The Centre and stock market regulator Securities and Exchange Board of India (SEBI) were asked by Delhi High Court on Tuesday to respond to a plea seeking to abolish automated or algorithmic trading at stock exchanges here as the facility was not available to small investors.
Automated or algorithmic trading is a system for trading through a programmed software that can make around 800 transactions per second. The software-helped trading was allowed by Bombay Stock Exchange (BSE) and National Stock Exchange (NSE) in 2005.
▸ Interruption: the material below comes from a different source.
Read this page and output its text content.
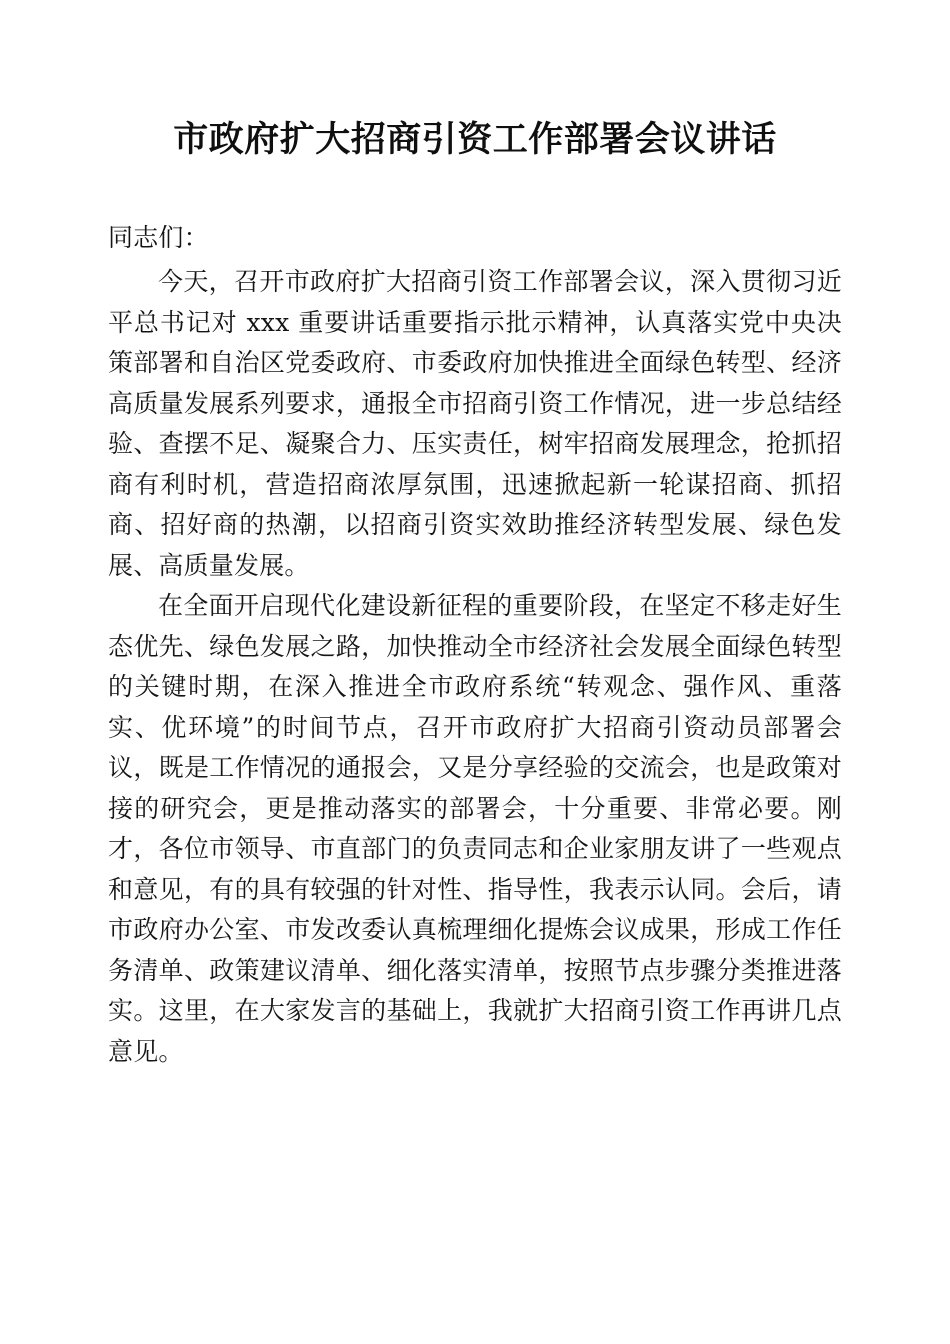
市政府扩大招商引资工作部署会议讲话

同志们：

今天，召开市政府扩大招商引资工作部署会议，深入贯彻习近平总书记对 xxx 重要讲话重要指示批示精神，认真落实党中央决策部署和自治区党委政府、市委政府加快推进全面绿色转型、经济高质量发展系列要求，通报全市招商引资工作情况，进一步总结经验、查摆不足、凝聚合力、压实责任，树牢招商发展理念，抢抓招商有利时机，营造招商浓厚氛围，迅速掀起新一轮谋招商、抓招商、招好商的热潮，以招商引资实效助推经济转型发展、绿色发展、高质量发展。

在全面开启现代化建设新征程的重要阶段，在坚定不移走好生态优先、绿色发展之路，加快推动全市经济社会发展全面绿色转型的关键时期，在深入推进全市政府系统“转观念、强作风、重落实、优环境”的时间节点，召开市政府扩大招商引资动员部署会议，既是工作情况的通报会，又是分享经验的交流会，也是政策对接的研究会，更是推动落实的部署会，十分重要、非常必要。刚才，各位市领导、市直部门的负责同志和企业家朋友讲了一些观点和意见，有的具有较强的针对性、指导性，我表示认同。会后，请市政府办公室、市发改委认真梳理细化提炼会议成果，形成工作任务清单、政策建议清单、细化落实清单，按照节点步骤分类推进落实。这里，在大家发言的基础上，我就扩大招商引资工作再讲几点意见。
Besides SEBI and Finance Ministry, Justice Rajiv Shakdher has also issued notices to Reserve Bank of India, BSE and NSE on the plea alleging algorithmic trading put small investors at a disadvantage in comparison to big brokers and FIIs.
The court, which was hearing the plea of a group of retail investors ‘Intermediaries and Investor Welfare Association’, has fixed the matter for hearing on January 29.
The Association, in its plea, alleged algorithm trading system “discriminates between rich and influential brokers and common investors/retail investors and creates inequality and finally casts a deceptive data to common investors and retail investors while trading in shares and securities on online trading platforms of BSE and NSE“.
It also alleged that SEBI and Finance Ministry have been “silent spectators” on the issue and “not bothering to check the fallout” of algorithmic trading.
It said algorithmic trading “creates unfair advantage” to members who use the software against ordinary investors.
The algorithmic trading, which is faster, gives an edge to big investors in selling and purchasing shares and hence, this is discriminatory, the plea said.